Three graduates of the Investigative Journalism Academy of 2022 started working on their journalistic projects
The Pontis Foundation and the Open Society Foundation will support three investigative projects that have succeeded in applying for a grant of the Academy of Investigative Journalism 2022 with a total value of almost 5,000 euros.
The Academy of Investigative Journalism (AIJ) was established thanks to the cooperation of the Fund for Transparent Slovakia at the Pontis Foundation and the Fund for the Support of Investigative Journalism (FSIJ) – the Endowment Fund for Investigative Journalism at the Open Society Foundation. Eleven young journalists graduated from the second year of this education programme in June 2022. The project aims to expand the ranks of investigative journalists and offer them tools for effectively uncovering information about which the public should know.
Following their graduation from AIJ 2022, its participants could apply for a grant worth 2,000 euros for their investigative project in the form of an article or other media output. The independent evaluation committee decided to support three projects with a total value of almost 5,000 euros.
Besides financial support, they also get the opportunity to get mentoring from experienced investigative journalists. Free, pluralistic and socially important information in projects that respect and defend the principles of democracy aims to improve journalism in Slovakia. The applicants cooperate with the editors, who will publish the results of their work.
Among the submitted projects, the following were selected by the independent evaluation committee:
Barbora Šišoláková (RTVS) – What does dog trading look like in Slovakia?
Slovakia ranks among the countries with the largest export of puppies abroad. It is a highly profitable business for dog breeders. They cooperate with companies that export their dogs abroad. The problem is that breeders have appalling breeding conditions for dogs: neglected hygiene, lack of vaccinations, infectious diseases or mental disorders of mothers. Controls by the State Veterinary and Food Administration are minimum to none. At the same time, breeders cooperate with veterinarians who falsify dogs’ vaccination certificates or allow breeders to vaccinate their puppies themselves. As a result, sick puppies reach the border and often die after a few days.
Katarína Gécziová (Korzár) – Disadvantageous sale of city flats in Veľké Kapušany
The City of Veľké Kapušany sold 20 city rental apartments in two apartment buildings. The company PKA Development won the commercial tender. It bought the flats for 360,000 euros, which means that one apartment costs 18,000 euros on average. The City contractually obliged the private company that, within two years from the signing of the purchase agreement, it would leave the tenants with the same conditions resulting from the rental agreements with the City valid at the time of signing the purchase agreement. After the change of owner, the tenants received new draft contracts in which the amount for the rent was several times higher (e.g., from 51 euros to 100 euros). The new owner also contractually modified the lease period, shortening it compared to the City’s conditions.

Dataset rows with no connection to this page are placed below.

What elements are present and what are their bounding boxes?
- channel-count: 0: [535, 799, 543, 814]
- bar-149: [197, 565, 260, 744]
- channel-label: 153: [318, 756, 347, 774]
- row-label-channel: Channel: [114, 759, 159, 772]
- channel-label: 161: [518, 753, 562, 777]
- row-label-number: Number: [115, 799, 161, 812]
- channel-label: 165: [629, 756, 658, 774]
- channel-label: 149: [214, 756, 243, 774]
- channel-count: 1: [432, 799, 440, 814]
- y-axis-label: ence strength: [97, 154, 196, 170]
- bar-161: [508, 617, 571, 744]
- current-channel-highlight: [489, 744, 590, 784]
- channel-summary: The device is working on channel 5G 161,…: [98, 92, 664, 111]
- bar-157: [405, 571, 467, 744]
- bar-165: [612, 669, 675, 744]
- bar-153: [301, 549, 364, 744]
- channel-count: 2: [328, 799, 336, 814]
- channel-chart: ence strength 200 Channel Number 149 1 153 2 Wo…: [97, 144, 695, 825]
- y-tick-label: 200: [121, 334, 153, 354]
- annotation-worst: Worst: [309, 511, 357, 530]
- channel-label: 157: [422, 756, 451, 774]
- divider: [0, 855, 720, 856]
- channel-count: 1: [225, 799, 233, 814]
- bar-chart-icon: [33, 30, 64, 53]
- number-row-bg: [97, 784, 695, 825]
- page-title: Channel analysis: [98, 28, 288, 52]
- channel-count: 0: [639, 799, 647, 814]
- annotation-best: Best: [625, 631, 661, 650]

Tímea Krauszová (Refresher.sk) – Unpunished manipulation
According to available data, only a third of women who have experienced sexual violence report it to the police. Various factors contribute to this: victims feel fear and shame, investigators believe myths about victims and violence, and society often does not believe survivors. However, sometimes victims do not report rape because they do not even realise what has happened to them. Slovakia’s laws do not consider the concept of consent to sex, nor does school teaching or social awareness. We want to talk to women who survived rape and find out why the criminal law does not see them as victims. In addition, using the example of the Netherlands, we will explain how the lives of victims are different if the law considers sex without consent as rape.